The Philippine Philharmonic Orchestra, the country’s leading music ensemble, starts the new year with “Europa,” the fourth installment of its 40th concert season, at 7:30 pm on January 17 at CCP at the Samsung Performing Arts Theater in Makati City.
“Europa” features world-class violinist Aylen Pritchin performing European classical music by master composers Zoltan Kodály, Peter Tchaikovsky, and Antonin Dvořák. Among the world’s most sought-after violinists, Pritchin is known for his versatility in performing both period and modern pieces.

Under the baton of PPO music director and principal conductor Maestro Grzegorz Nowak, the concert will open with Kodály’s Dances of Galánta, bringing audiences on a melodic journey to Hungary. A homage to the composer’s hometown, the 1993 folk-inspired masterpiece allowed Kodály to display his extensive skills as an ethnographer and musical pedagogue.
Pritchin will also perform Tchaikovsky’s Violin Concerto No. 1. This masterpiece successfully highlights Tchaikovsky’s burning love for Russia through its majestic Canzonetta. When Tchaikovsky finished composing the piece, it was to be performed first by Leopold Auer and Karl Davydov in a concert at the Russian Musical Society in St. Petersburg in 1879. But the performance didn’t push through after the musicians declared it too difficult to play. For years after its composition, the concerto gained a reputation as unplayable (following failed attempts by Iosif Kotek and Emile Sauret) until violinist Leopold Damrosch successfully performed it in a New York concert in 1879.

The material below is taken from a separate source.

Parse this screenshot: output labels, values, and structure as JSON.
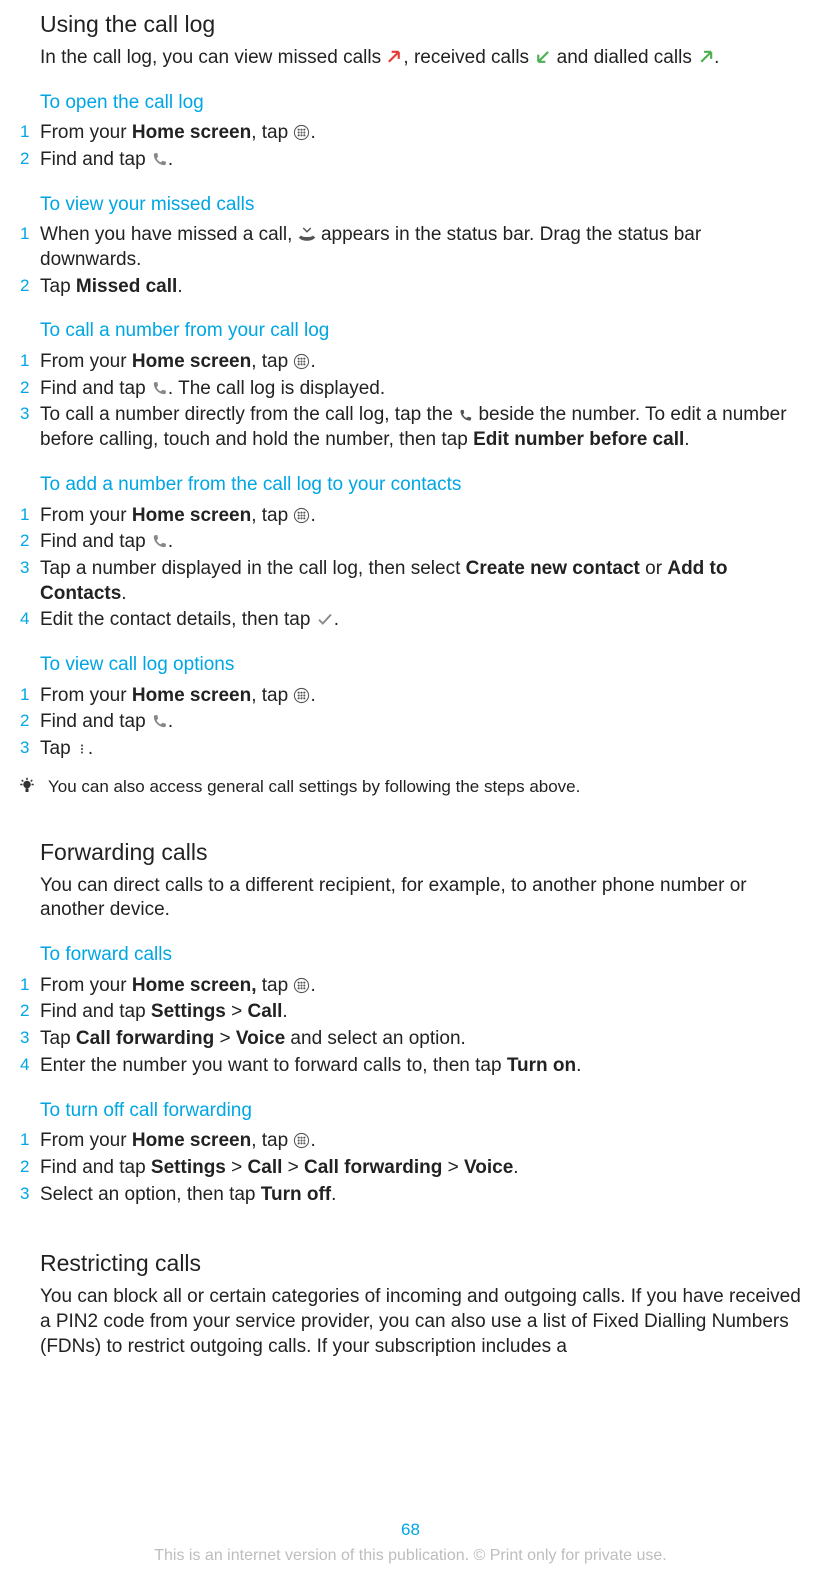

The PPO’s Concert IV: Europa concludes with Dvoák’s Symphony No. 8, an inspiring composition celebrating the beauty of nature. The surroundings of Dvoák’s country house in Vyoská inspired his masterpiece in 1889. In merely 18 days, he completed the symphony’s sketch and finished its scoring in Prague. With its striking and colorful thematic ideas with varying Czech flavors, Dvoák’s Symphony No. 8 premiered in 1890 as part of his induction into the Czech Academy of Science, Literature, and the Arts.
Tickets for PPO concerts are priced at P3,000, P2,500, P2,000, and P1,500 and are available at TicketWorld.